I have both the WS 2000 and the 3000. I have the leather stropping wheel permanantly mounted on the 2000 due to its higher rotational speed and that’s all I use it for. The 3000 I use for everything else. It is hands down the best machine on the market for sharpening handplane irons and wood chisels – and I have the optional add-on top deck and guide for large/wide blades. Make sure to go through the calibration and squaring process specified in the manual, you want the blade guides perfectly square. My local industrial hardware store periodically does overstock sales and I picked up a number of additional glass wheels for pennies on the dollar, along with packs of sharpening paper. I recommend getting a couple of extra glass wheels if you can afford it, they’re good for specialty grits – I’ve got one with 14000grit micromesh that I use for putting that final scalpel sharp edge on plane irons. You might want to pick up a couple packs of coarse grit if you have a lot of tools that you’ll be regrinding initially. Once they are properly trued you won’t need the coarse grit any more, but when I first got my WS I wore out a dozen large grit wheels regrinding all of my plane irons and wood chisels – just because the edge you can get with WS is so amazing. I’ve collected, refurbished, and built handplanes for years, and the WS’s ability to true and sharpen the irons really makes using them a joy. You won’t believe the curls you get.
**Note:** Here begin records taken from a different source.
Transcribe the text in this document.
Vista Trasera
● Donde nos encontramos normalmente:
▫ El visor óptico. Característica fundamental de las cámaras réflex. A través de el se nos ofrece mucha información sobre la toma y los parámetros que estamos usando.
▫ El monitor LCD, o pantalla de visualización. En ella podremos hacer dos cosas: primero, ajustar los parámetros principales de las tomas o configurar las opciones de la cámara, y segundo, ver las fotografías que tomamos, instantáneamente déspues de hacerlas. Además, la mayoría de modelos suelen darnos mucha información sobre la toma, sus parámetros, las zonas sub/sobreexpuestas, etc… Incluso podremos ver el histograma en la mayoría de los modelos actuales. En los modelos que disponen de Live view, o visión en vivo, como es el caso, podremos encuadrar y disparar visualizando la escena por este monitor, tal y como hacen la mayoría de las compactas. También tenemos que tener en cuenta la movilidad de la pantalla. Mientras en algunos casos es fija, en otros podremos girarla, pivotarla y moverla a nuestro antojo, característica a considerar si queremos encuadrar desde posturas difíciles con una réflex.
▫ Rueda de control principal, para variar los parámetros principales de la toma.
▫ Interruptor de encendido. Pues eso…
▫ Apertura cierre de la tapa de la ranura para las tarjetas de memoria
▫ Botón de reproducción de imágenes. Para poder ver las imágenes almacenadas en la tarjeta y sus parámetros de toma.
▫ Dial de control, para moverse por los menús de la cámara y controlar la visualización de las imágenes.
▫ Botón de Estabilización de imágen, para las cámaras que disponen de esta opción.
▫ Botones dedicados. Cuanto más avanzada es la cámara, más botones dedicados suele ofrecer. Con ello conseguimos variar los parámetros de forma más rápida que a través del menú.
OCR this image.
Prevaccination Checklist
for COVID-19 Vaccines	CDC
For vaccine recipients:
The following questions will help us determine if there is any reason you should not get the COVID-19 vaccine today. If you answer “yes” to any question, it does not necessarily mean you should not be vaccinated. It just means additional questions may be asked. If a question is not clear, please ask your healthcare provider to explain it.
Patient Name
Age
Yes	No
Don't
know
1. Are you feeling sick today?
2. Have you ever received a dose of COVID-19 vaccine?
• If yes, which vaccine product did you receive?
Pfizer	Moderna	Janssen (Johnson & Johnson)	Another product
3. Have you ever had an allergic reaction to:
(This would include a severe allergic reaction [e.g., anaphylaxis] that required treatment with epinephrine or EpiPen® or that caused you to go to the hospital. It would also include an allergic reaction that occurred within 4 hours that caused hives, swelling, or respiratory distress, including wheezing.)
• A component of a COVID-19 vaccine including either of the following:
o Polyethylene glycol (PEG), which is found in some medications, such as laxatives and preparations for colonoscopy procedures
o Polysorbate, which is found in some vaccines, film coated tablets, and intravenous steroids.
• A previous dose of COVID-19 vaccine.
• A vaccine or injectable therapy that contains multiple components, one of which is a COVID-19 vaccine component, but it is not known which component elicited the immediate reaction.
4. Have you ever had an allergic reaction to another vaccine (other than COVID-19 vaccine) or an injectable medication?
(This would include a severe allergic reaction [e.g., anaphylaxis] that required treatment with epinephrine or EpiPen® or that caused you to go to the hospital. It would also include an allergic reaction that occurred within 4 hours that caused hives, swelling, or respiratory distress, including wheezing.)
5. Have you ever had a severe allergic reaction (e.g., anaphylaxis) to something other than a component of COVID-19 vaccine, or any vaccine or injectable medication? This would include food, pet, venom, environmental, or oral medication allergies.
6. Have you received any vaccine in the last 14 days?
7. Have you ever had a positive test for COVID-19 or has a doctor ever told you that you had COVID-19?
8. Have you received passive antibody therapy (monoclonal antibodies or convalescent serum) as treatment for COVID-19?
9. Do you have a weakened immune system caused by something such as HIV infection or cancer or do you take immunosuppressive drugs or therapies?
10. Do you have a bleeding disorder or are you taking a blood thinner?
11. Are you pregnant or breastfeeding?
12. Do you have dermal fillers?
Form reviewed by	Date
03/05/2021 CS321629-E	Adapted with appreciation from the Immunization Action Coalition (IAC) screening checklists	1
I also use the see-through wheels for sharpening turning tools and carving knives. I usually put a basic edge on skews or gouges using a bench grinder, and then put a final edge on using the underneath see-through wheel on the 3000. It takes some practice to learn the proper techique especially free-style shapening on the bench grinder (of course, you could use a Wolverine jig, but I shapen turning tools so often that I’m used to doing it free-style), but it doesn’t take much to learn how to do it on the WS3000 – following the directions in the WS manual you’ll be putting an edge on turning tools and carving gouges like a pro in no time. A quick freehand strop on the stropping wheel when they start to dull is enough to put the edge back on without having to turn off the lathe.

Because I’m primarly a turner and carver, I spend a significant fraction of my time sharpening tools. I own damned near every type of shapening gadget there is. Nowadays they all sit unused under the workbench (and that includes the Tormek) and I use the grinder and the WS 2000 and 3000 almost exclusively.